3.1 A Magistratura de 1º Grau: Juízos singulares, experiências múltiplas

3.1.2 As alternativas institucionais: em busca de uma resposta correta

A complexidade e os desafios que as demandas por medicamentos trouxeram para o seio do Judiciário Distrital foi tratada com indiferença pela maior parte dos magistrados que, após alguns debates iniciais, aderiram a uma conformação jurisprudencial que impressiona por sua pobreza discursiva.

O crescimento das demandas por medicamentos, contudo, chamou a atenção de alguns magistrados que perceberam a deficiente prestação jurisdicional dispensada a tais casos. A experiência adquirida no reiterado enfrentamento dos problemas destacados no tópico anterior fomentou a busca por critérios mais claros para decidir sobre saúde e a disposição de melhor apreender as peculiaridades de cada caso concreto.

Dentre os critérios construídos merecem destaque:

a exigência de que o medicamento postulado em Juízo seja registrado pela ANVISA e tenha sua comercialização liberada no Brasil, de forma a evitar que a Administração Pública seja obrigada a adquirir fármacos de eficácia duvidosa ou em fase experimental;

a prescrição do tratamento por médico vinculado ao SUS, em atenção ao que determina a Portaria 14 da Secretaria de Saúde335;

a inclusão do medicamento na RENAME ou na REME-DF (medicamento padronizado).

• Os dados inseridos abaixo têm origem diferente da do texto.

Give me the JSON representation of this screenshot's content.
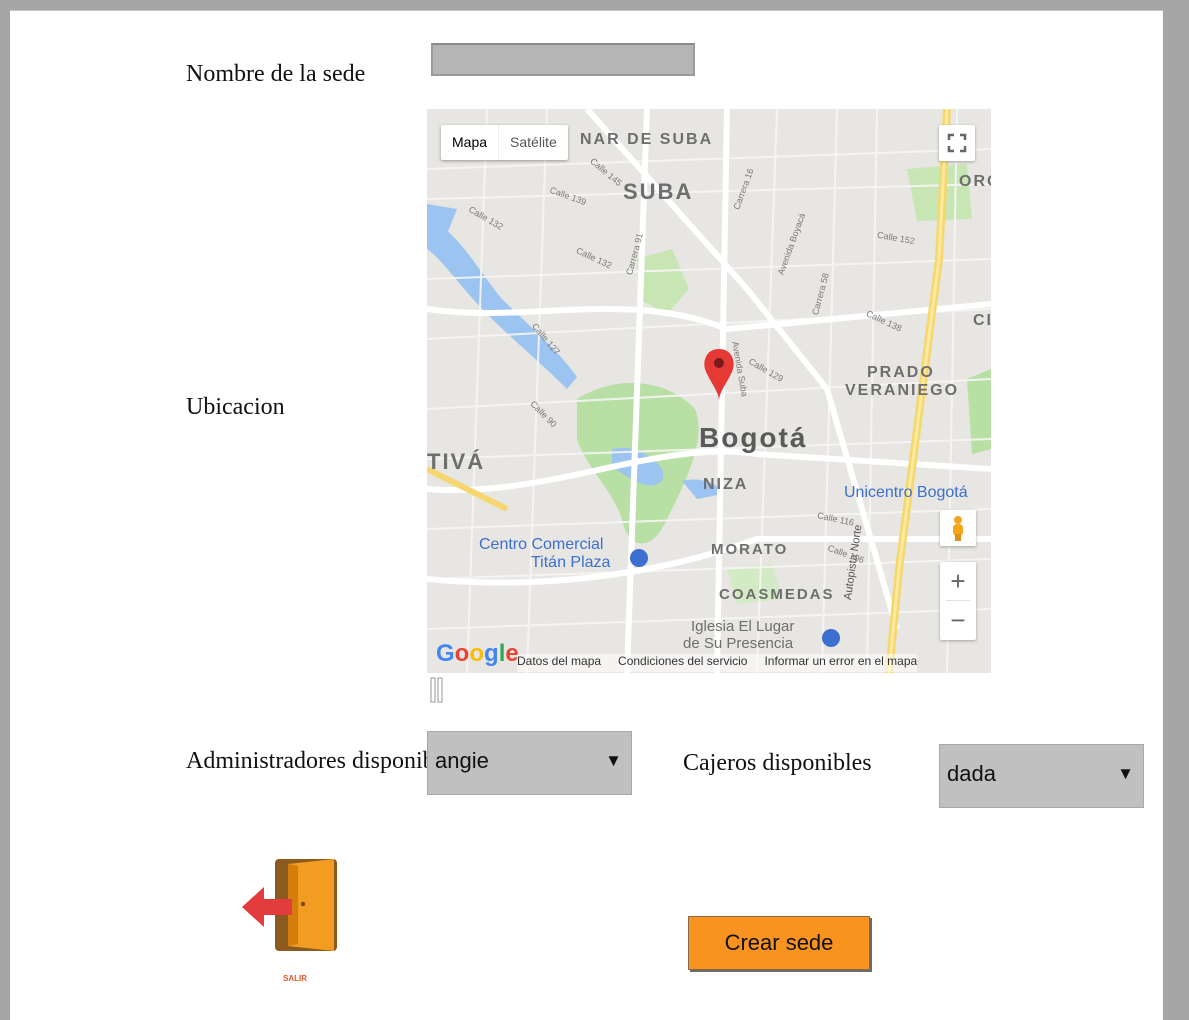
{
  "form": {
    "name_label": "Nombre de la sede",
    "name_value": "",
    "location_label": "Ubicacion",
    "admins_label": "Administradores disponibles",
    "admins_selected": "angie",
    "cashiers_label": "Cajeros disponibles",
    "cashiers_selected": "dada",
    "create_button": "Crear sede",
    "exit_label": "SALIR"
  },
  "map": {
    "type_map": "Mapa",
    "type_satellite": "Satélite",
    "labels": {
      "suba_top": "NAR DE SUBA",
      "suba": "SUBA",
      "orq": "ORO",
      "ci": "CI",
      "prado_1": "PRADO",
      "prado_2": "VERANIEGO",
      "bogota": "Bogotá",
      "tiva": "TIVÁ",
      "niza": "NIZA",
      "unicentro": "Unicentro Bogotá",
      "titan_1": "Centro Comercial",
      "titan_2": "Titán Plaza",
      "morato": "MORATO",
      "coasmedas": "COASMEDAS",
      "iglesia_1": "Iglesia El Lugar",
      "iglesia_2": "de Su Presencia",
      "autopista": "Autopista Norte",
      "calle_145": "Calle 145",
      "calle_139": "Calle 139",
      "calle_132a": "Calle 132",
      "calle_132b": "Calle 132",
      "calle_127": "Calle 127",
      "calle_90": "Calle 90",
      "calle_129": "Calle 129",
      "calle_138": "Calle 138",
      "calle_152": "Calle 152",
      "calle_116": "Calle 116",
      "calle_106": "Calle 106",
      "avenida_suba": "Avenida Suba",
      "avenida_boyaca": "Avenida Boyacá",
      "carrera_91": "Carrera 91",
      "carrera_58": "Carrera 58",
      "carrera_16": "Carrera 16"
    },
    "attribution": [
      "Datos del mapa",
      "Condiciones del servicio",
      "Informar un error en el mapa"
    ],
    "logo": "Google",
    "zoom_in": "+",
    "zoom_out": "−",
    "colors": {
      "land": "#e8e6e2",
      "park": "#b8dfa4",
      "water": "#9cc4f0",
      "road": "#ffffff",
      "highway": "#f5d76e",
      "marker": "#e53935",
      "poi": "#3c6fd0"
    }
  },
  "colors": {
    "create_button": "#f7931e",
    "select_bg": "#c0c0c0",
    "page_bg": "#ffffff",
    "frame_bg": "#a6a6a6"
  }
}
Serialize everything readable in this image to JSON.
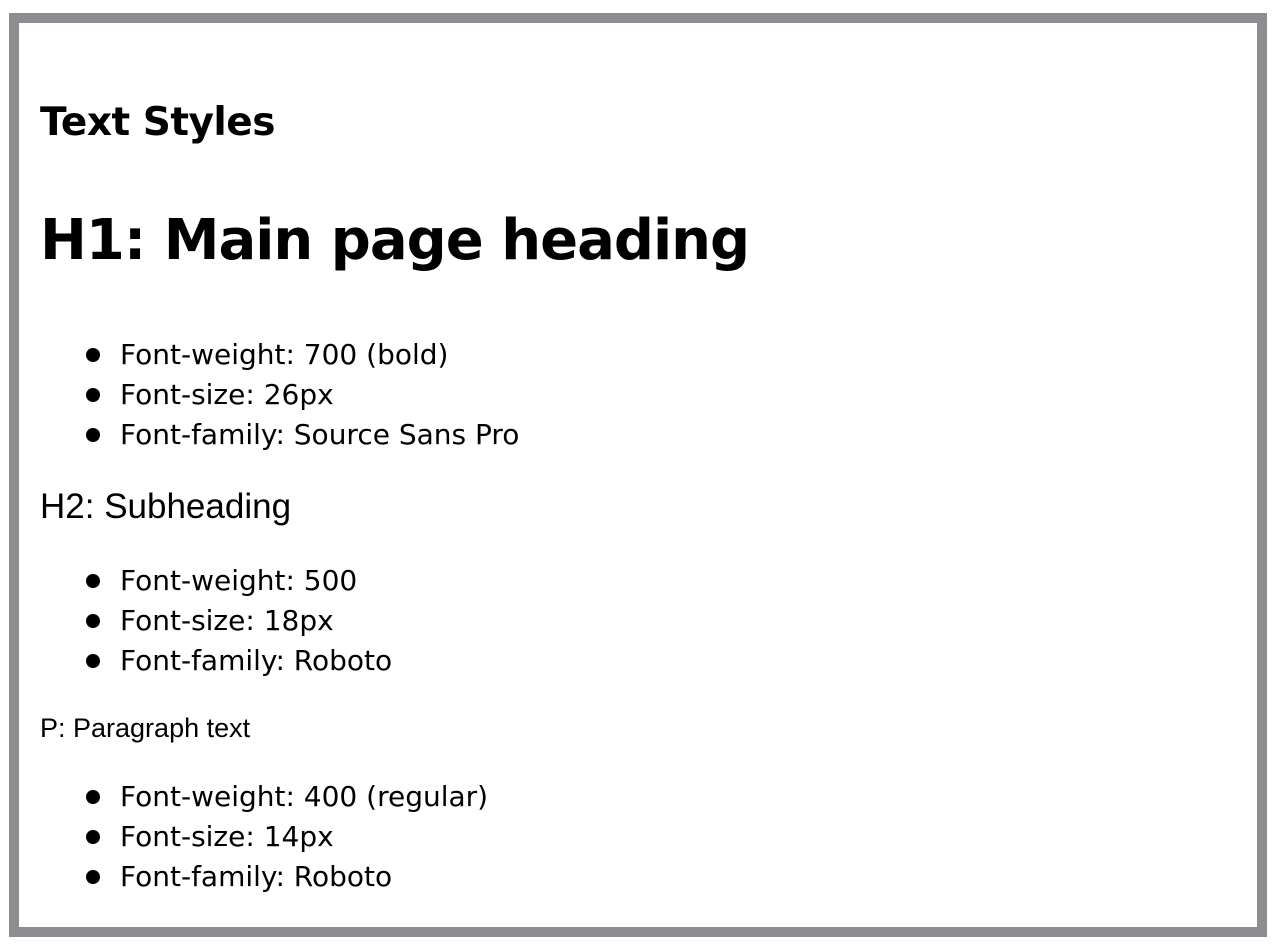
{
  "page": {
    "title": "Text Styles"
  },
  "styles": [
    {
      "sample": "H1: Main page heading",
      "specs": [
        "Font-weight: 700 (bold)",
        "Font-size: 26px",
        "Font-family: Source Sans Pro"
      ]
    },
    {
      "sample": "H2: Subheading",
      "specs": [
        "Font-weight: 500",
        "Font-size: 18px",
        "Font-family: Roboto"
      ]
    },
    {
      "sample": "P: Paragraph text",
      "specs": [
        "Font-weight: 400 (regular)",
        "Font-size: 14px",
        "Font-family: Roboto"
      ]
    }
  ],
  "colors": {
    "border": "#8e8e92",
    "background": "#ffffff",
    "text": "#000000"
  }
}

A adoção de tais critérios, longe de representar uma solução final, deu início a um debate efetivo e plural: finalmente o Judiciário passou a ter algo a dizer sobre saúde. Outras questões importantes surgem a partir do estabelecimento dessas balizas: o que fazer se a

335 Regra geral, para aferir se o médico é conveniado ao SUS, procura-se na prescrição o timbre da SES/DF. Tal

procedimento, com o tempo, mostrou-se insuficiente, pois vários dos médicos que trabalham para o SUS também fazem a clínica particular e podem usar facilmente o papel timbrado da SES/DF para aviar receitas aos seus pacientes de clínicas privadas. É mais um exemplo de apropriação privada do serviço público.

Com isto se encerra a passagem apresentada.